Which, you might notice, says nothing at all about "enemy combatants," or "acceptable alternatives to habeas corpus." Unless they personally amended the Constitution themselves?

Sunday, March 23, 2008

Coloring lattices

A problem:

You have an infinite (2-dimensional) chessboard. Can you 2-color the squares of the chessboard so that a chess king, starting on any one square, can move to at most n distinct squares of the same color for some fixed n? (I.e., that all the connected monochromatic regions are of bounded size?)

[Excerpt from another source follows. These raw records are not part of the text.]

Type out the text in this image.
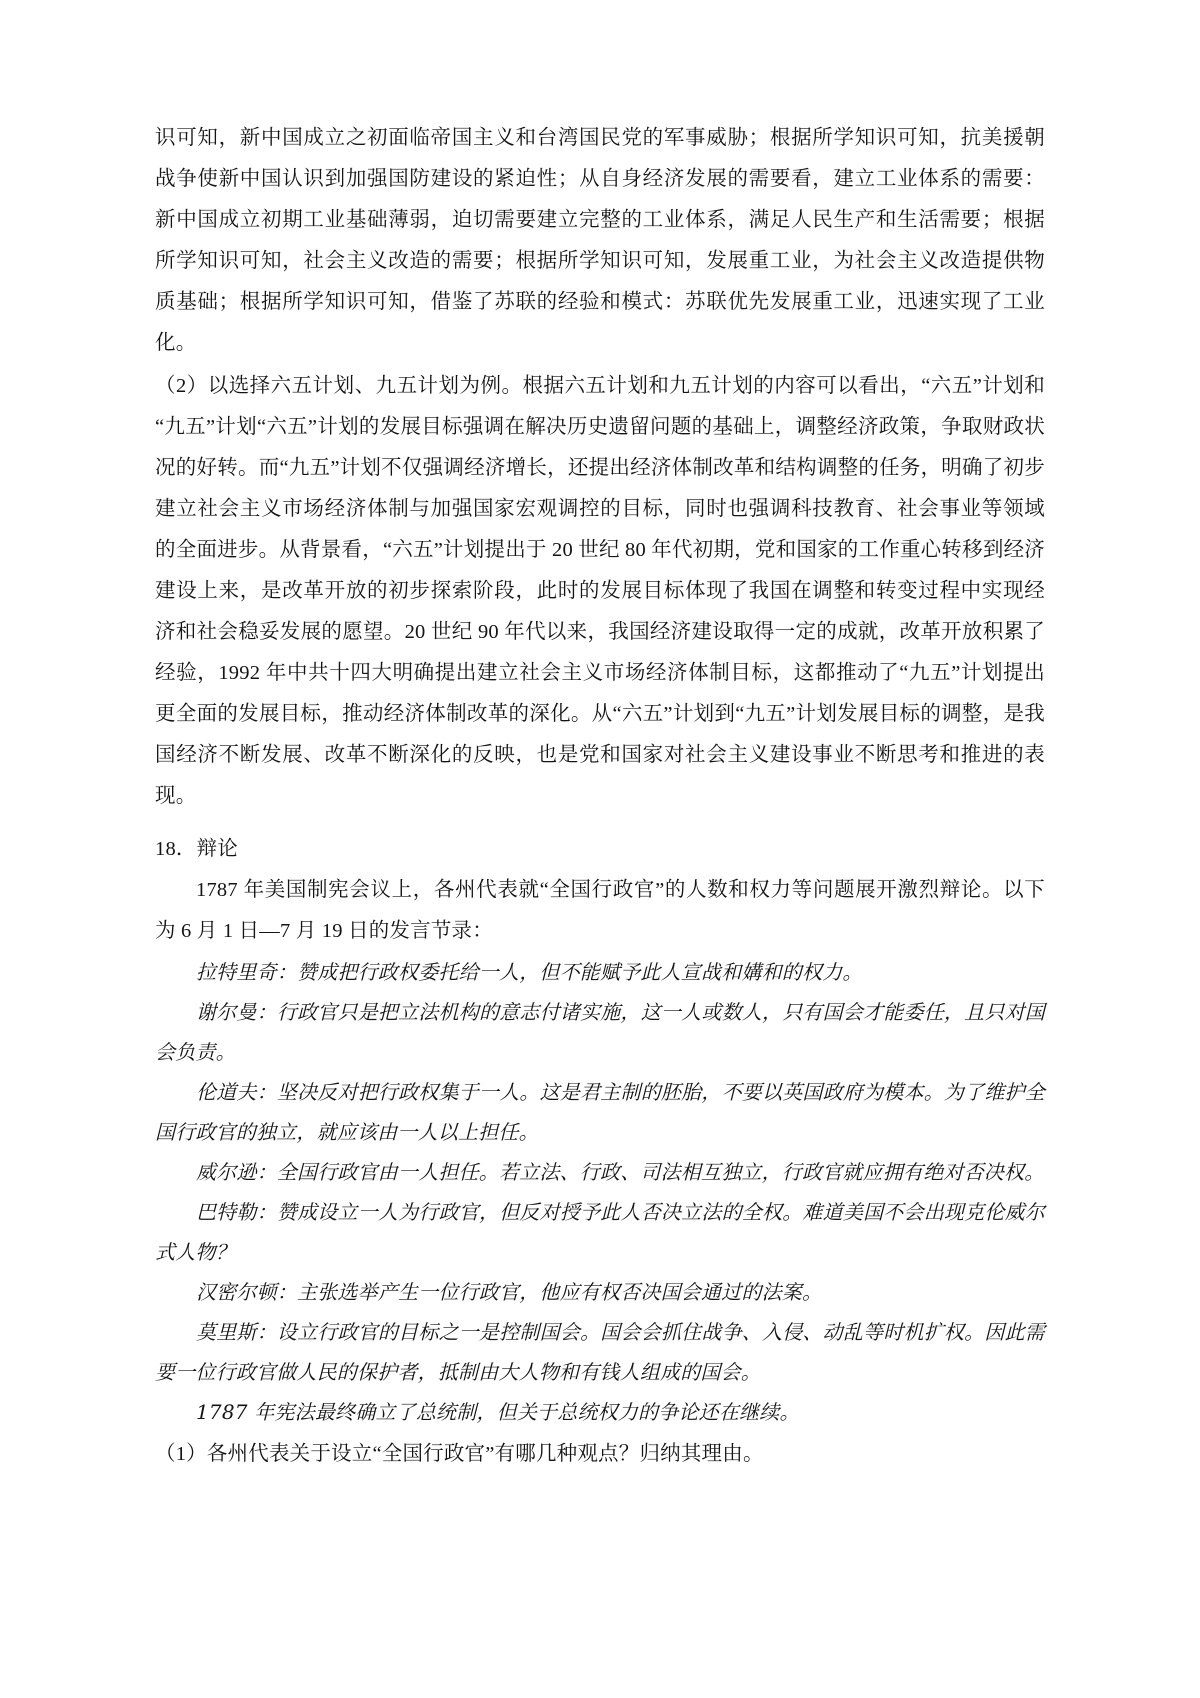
识可知，新中国成立之初面临帝国主义和台湾国民党的军事威胁；根据所学知识可知，抗美援朝战争使新中国认识到加强国防建设的紧迫性；从自身经济发展的需要看，建立工业体系的需要：新中国成立初期工业基础薄弱，迫切需要建立完整的工业体系，满足人民生产和生活需要；根据所学知识可知，社会主义改造的需要；根据所学知识可知，发展重工业，为社会主义改造提供物质基础；根据所学知识可知，借鉴了苏联的经验和模式：苏联优先发展重工业，迅速实现了工业化。

（2）以选择六五计划、九五计划为例。根据六五计划和九五计划的内容可以看出，“六五”计划和“九五”计划“六五”计划的发展目标强调在解决历史遗留问题的基础上，调整经济政策，争取财政状况的好转。而“九五”计划不仅强调经济增长，还提出经济体制改革和结构调整的任务，明确了初步建立社会主义市场经济体制与加强国家宏观调控的目标，同时也强调科技教育、社会事业等领域的全面进步。从背景看，“六五”计划提出于 20 世纪 80 年代初期，党和国家的工作重心转移到经济建设上来，是改革开放的初步探索阶段，此时的发展目标体现了我国在调整和转变过程中实现经济和社会稳妥发展的愿望。20 世纪 90 年代以来，我国经济建设取得一定的成就，改革开放积累了经验，1992 年中共十四大明确提出建立社会主义市场经济体制目标，这都推动了“九五”计划提出更全面的发展目标，推动经济体制改革的深化。从“六五”计划到“九五”计划发展目标的调整，是我国经济不断发展、改革不断深化的反映，也是党和国家对社会主义建设事业不断思考和推进的表现。

18．辩论

1787 年美国制宪会议上，各州代表就“全国行政官”的人数和权力等问题展开激烈辩论。以下为 6 月 1 日—7 月 19 日的发言节录：

拉特里奇：赞成把行政权委托给一人，但不能赋予此人宣战和媾和的权力。

谢尔曼：行政官只是把立法机构的意志付诸实施，这一人或数人，只有国会才能委任，且只对国会负责。

伦道夫：坚决反对把行政权集于一人。这是君主制的胚胎，不要以英国政府为模本。为了维护全国行政官的独立，就应该由一人以上担任。

威尔逊：全国行政官由一人担任。若立法、行政、司法相互独立，行政官就应拥有绝对否决权。

巴特勒：赞成设立一人为行政官，但反对授予此人否决立法的全权。难道美国不会出现克伦威尔式人物？

汉密尔顿：主张选举产生一位行政官，他应有权否决国会通过的法案。

莫里斯：设立行政官的目标之一是控制国会。国会会抓住战争、入侵、动乱等时机扩权。因此需要一位行政官做人民的保护者，抵制由大人物和有钱人组成的国会。

1787 年宪法最终确立了总统制，但关于总统权力的争论还在继续。

（1）各州代表关于设立“全国行政官”有哪几种观点？归纳其理由。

If you think about it for a few minutes, it should become obvious that the answer is no. Proving it is a bit more difficult. I don't wanna cut this post (also I'm not sure how to in Blogger), so I'll just put the proof outline in rot13 below.

Fhccbfr bgurejvfr. Vg'f pyrne gung n zbabpuebzngvp ertvba arrqf gb or pbzcyrgryl fheebhaqrq ol n ertvba bs gur bccbfvgr pbybe; vg'f nyfb boivbhf gung gur nern bs gur bhgre ertvba cyhf gur rairybcrq fdhnerf vf fgevpgyl terngre guna gur nern bs gur rairybcrq fdhnerf. Abj, vg'f rnfl gb fubj gung nf gur nern bs n pbaarpgrq ertvba nccebnpurf vasvavgl, fb qbrf gur nern bs na rairybcvat ertvba. Chggvat gurfr snpgf gbtrgure, gur gurberz rnfvyl sbyybjf.

Not that bad, but what happens if we increase the number of colors (and the number of dimensions)? Using an inductive argument, it's possible to color Z^d with (d+1) colors and get regions of bounded size; but I don't see any easy combinatorial argument that gives any (non-constant) lower bound. Any ideas?